What if the 3 most indebted countries in the 1980s- Brazil, Mexico and Argentina- defaulted at the same time? It doesn't even need to be a conspiracy, say one defaults, then the banks have to increase interests, and the other two say "to hell with it" and default.
Let's say the default happens in 1982, right in the middle- or depending on who you ask, the tail-end- of the early 80s economic crisis. What effect would this have in the developed world? Would the financial system collapse or would it just take a hit?
A few thoughts:
-You just have to worsen the situation slightly in Brazil to make this happen. Throughout the 1980s, Brazil was *this* close to defaulting.

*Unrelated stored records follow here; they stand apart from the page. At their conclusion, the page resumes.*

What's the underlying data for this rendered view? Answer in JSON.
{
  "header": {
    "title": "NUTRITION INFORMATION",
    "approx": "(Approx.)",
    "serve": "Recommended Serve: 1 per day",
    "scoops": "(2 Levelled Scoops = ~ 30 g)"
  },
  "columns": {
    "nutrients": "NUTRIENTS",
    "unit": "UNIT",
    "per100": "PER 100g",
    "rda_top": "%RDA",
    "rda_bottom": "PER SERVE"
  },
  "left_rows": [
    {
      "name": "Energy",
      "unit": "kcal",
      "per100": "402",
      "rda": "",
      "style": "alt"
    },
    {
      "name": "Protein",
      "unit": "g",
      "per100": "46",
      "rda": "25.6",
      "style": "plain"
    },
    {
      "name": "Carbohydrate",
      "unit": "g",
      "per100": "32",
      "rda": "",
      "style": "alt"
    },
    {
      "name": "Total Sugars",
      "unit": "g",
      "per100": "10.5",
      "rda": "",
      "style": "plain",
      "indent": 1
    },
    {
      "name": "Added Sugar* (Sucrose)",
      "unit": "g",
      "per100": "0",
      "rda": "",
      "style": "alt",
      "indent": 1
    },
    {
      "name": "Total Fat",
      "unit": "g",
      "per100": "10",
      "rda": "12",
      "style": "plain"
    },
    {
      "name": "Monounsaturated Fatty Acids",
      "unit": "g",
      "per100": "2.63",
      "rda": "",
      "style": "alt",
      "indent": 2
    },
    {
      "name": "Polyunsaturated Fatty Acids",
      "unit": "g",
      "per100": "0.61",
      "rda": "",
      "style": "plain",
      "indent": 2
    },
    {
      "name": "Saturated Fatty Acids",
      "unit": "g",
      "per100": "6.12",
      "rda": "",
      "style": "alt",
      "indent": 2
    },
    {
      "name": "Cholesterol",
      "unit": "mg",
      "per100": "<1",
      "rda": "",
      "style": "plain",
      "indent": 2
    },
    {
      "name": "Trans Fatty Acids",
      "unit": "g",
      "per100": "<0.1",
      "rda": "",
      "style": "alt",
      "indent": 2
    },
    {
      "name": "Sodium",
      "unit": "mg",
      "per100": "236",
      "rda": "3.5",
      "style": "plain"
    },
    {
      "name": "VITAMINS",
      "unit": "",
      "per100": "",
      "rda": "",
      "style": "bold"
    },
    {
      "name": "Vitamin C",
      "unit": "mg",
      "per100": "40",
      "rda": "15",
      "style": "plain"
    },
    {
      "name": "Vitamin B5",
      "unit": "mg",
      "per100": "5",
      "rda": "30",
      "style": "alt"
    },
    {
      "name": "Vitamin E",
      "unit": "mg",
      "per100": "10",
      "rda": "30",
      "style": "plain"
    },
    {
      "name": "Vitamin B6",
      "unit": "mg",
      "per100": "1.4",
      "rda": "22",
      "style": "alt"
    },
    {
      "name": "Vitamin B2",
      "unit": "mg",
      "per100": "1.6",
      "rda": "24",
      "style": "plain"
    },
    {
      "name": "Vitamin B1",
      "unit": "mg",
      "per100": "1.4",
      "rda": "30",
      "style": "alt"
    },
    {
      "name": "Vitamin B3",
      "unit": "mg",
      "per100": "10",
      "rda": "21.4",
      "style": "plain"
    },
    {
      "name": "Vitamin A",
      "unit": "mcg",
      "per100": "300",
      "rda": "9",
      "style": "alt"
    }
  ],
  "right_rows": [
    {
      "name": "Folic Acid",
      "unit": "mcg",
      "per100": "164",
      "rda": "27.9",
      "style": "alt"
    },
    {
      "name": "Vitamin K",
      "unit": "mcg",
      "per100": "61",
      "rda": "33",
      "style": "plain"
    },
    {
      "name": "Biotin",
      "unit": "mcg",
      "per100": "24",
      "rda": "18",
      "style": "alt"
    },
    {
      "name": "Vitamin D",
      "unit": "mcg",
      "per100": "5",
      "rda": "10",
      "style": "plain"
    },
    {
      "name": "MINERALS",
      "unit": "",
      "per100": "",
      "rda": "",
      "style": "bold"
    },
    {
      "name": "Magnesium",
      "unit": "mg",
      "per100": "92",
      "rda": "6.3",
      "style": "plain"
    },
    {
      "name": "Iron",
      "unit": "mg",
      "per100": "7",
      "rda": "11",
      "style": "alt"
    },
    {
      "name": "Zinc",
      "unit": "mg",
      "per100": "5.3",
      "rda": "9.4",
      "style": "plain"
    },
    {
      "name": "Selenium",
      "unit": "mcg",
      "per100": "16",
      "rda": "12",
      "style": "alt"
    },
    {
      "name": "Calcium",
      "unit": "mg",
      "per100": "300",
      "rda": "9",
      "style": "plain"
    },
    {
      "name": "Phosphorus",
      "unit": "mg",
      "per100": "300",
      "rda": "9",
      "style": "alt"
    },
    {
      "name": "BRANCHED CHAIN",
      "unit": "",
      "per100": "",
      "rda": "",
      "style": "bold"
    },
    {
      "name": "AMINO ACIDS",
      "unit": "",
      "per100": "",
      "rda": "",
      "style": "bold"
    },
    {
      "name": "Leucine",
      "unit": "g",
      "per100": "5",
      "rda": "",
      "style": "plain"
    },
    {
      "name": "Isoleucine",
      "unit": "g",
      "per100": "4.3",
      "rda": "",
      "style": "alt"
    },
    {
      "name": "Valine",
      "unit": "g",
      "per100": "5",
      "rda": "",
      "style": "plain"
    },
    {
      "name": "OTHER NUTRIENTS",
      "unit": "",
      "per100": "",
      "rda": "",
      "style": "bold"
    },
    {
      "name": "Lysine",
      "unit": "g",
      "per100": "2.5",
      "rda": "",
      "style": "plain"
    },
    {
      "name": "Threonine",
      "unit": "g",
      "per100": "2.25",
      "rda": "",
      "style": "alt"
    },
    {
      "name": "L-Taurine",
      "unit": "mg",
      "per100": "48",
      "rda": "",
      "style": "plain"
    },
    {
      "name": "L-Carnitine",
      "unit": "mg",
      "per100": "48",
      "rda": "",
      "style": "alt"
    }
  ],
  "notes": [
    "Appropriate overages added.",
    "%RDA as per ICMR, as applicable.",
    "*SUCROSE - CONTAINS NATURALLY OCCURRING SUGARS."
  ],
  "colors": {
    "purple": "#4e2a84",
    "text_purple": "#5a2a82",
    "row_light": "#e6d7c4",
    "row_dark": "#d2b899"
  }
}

-Would the hot-blooded Argentinian dictatorship accept to default? This I don't know, but again, you only need for the economy to worsen somewhat, say the Ayatollah raises the oil prices again in 1981. Say Brazil defaults just after the Falklands War, and the Argentinian dictatorship goes rogue and decides to jeopardize global finance(it was going to end anyway, better to go out with a bang. You only need someone slightly more deranged than Galtieri, and I'm not even sure he was that sane in the first place)
-Reagan and Thatcher. Are they doomed? In fact, does a "large-scale working-class uprising", of the kind that Hobsbawn predicted in the 1980s but which never took place, actually happen this time? Does this lead to a revival of left-wing terrorism?
-Would the default motivate other countries to do the same?